The U.S. wireless industry contributes $475 billion annually to America’s economy and supports 4.7 million jobs, according to a new report commissioned by CTIA.
The analysis, developed by Accenture , finds that the U.S. wireless industry accounts for 2.6 percent of total U.S. GDP (2016), making it equivalent to the 24th largest economy in the world.
“The wireless industry is a major driver of the U.S. economy and this report underscores why it is important for America to win the global race to 5G,” said Meredith Attwell Baker, CTIA President and CEO. “We know that the next-generation of wireless will represent an even bigger boost to the economy, and that’s why we need key policy reforms this year to ensure the U.S. wireless industry wins this global race.”
The report shows that America’s wireless industry is an accelerator for the U.S. economy - in terms of both jobs and GDP impact. Each direct wireless job results in 7.7 jobs throughout the economy, according to the report. This “multiplier” effect places the wireless industry ahead of other sectors, such as restaurants (1.5x multiplier) and hardware manufacturing (3.9x multiplier).
In addition, every dollar of the wireless industry’s direct GDP contribution generates $3.20 of total GDP impact across the broader economy thanks to increased household spending and economic contributions from adjacent industries.
The study also shows the powerful impact of wireless investment and innovation across all 50 U.S. states. State-by-state information is available on CTIA’s website.
The report builds on Accenture Strategy’s previous analysis for CTIA, released in January 2017, which highlighted the economic and societal impact of deploying 5G wireless. That analysis found that the next generation of wireless would create 3 million new jobs and boost U.S. GDP by $500 billion, supported by a projected $275 billion in wireless investment.
“As the wireless industry continues to play a significant role in the U.S. economy, it is turning to the potential of 5G to accelerate innovation and growth by scaling small cell wireless infrastructure,” said Tejas Rao, managing director and global 5G offering lead for Accenture’s network practice. “New and innovative sectors, solutions and business models will emerge as telecom operators, industries and municipalities collaborate to develop 5G technology.”
To keep pace with rising consumer demand for wireless data - 238% in the last two years - and build out 5G networks, wireless carriers will need to deploy roughly 800,000 modern wireless antennas - small cells - in the next few years. These small cells, similar in size to a pizza box, will enable new innovations including the Internet of Things, smart cites and autonomous cars.
“Consumer demands have pushed industry sectors to either require wireless to run their business, or to develop new business models predicated on wireless,” said Sanjay Dhar, managing director, Accenture Strategy, Communications, Media & Technology. “5G will certainly advance this trend, and help the wireless industry push our economy forward.”

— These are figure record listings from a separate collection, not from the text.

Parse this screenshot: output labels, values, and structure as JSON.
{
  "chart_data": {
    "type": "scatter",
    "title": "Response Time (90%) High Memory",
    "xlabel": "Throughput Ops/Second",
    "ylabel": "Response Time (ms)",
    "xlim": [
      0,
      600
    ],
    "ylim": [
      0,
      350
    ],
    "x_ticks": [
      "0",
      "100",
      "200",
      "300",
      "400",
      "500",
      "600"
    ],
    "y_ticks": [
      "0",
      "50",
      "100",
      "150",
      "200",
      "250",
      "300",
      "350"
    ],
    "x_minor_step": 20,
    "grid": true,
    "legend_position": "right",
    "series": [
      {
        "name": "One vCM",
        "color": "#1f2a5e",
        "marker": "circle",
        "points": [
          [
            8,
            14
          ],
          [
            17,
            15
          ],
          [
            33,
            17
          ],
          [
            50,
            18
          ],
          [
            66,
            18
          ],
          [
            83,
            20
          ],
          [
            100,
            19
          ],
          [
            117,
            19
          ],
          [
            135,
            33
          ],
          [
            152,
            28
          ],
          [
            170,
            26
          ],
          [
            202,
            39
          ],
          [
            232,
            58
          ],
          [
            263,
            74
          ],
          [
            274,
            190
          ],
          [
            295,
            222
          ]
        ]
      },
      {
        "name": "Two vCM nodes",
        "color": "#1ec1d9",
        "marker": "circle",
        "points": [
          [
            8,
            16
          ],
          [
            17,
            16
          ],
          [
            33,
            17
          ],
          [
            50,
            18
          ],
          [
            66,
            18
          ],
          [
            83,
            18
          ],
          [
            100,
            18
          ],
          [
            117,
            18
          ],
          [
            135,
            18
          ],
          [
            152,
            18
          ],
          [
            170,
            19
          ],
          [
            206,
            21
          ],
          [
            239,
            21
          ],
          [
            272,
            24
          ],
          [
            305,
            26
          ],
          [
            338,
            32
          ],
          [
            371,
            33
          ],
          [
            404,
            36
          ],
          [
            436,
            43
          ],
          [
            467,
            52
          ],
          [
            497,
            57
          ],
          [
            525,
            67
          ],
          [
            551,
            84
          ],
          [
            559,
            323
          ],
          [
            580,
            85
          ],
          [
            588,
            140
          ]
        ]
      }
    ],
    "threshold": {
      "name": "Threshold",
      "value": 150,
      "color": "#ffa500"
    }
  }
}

For additional information on the report “How the Wireless Industry Powers the U.S. Economy” click on the link https://accntu.re/2Es1kUM.
About the Research
Through a comprehensive study, commissioned by CTIA and conducted by Accenture Strategy, an economic model was created to estimate the contribution of the wireless industry to the U.S. economy at a national and state level. Economic contribution modeling allows an estimation of how the current state of an industry supports the broader local economy. Regional distributions for direct value-add, employment and production patterns were driven by publicly available data from the U.S. Bureau of Labor Statistics and the U.S. Bureau of Economic Analysis, and further adjusted based on available industry data.
CTIA® (www.ctia.org) represents the U.S. wireless communications industry and the companies throughout the mobile ecosystem that enable Americans to lead a 21st century connected life. The association’s members include wireless carriers, device manufacturers, suppliers as well as apps and content companies. CTIA vigorously advocates at all levels of government for policies that foster continued wireless innovation and investment. The association also coordinates the industry’s voluntary best practices, hosts educational events that promote the wireless industry and co-produces the industry’s leading wireless tradeshow. CTIA was founded in 1984 and is based in Washington, D.C.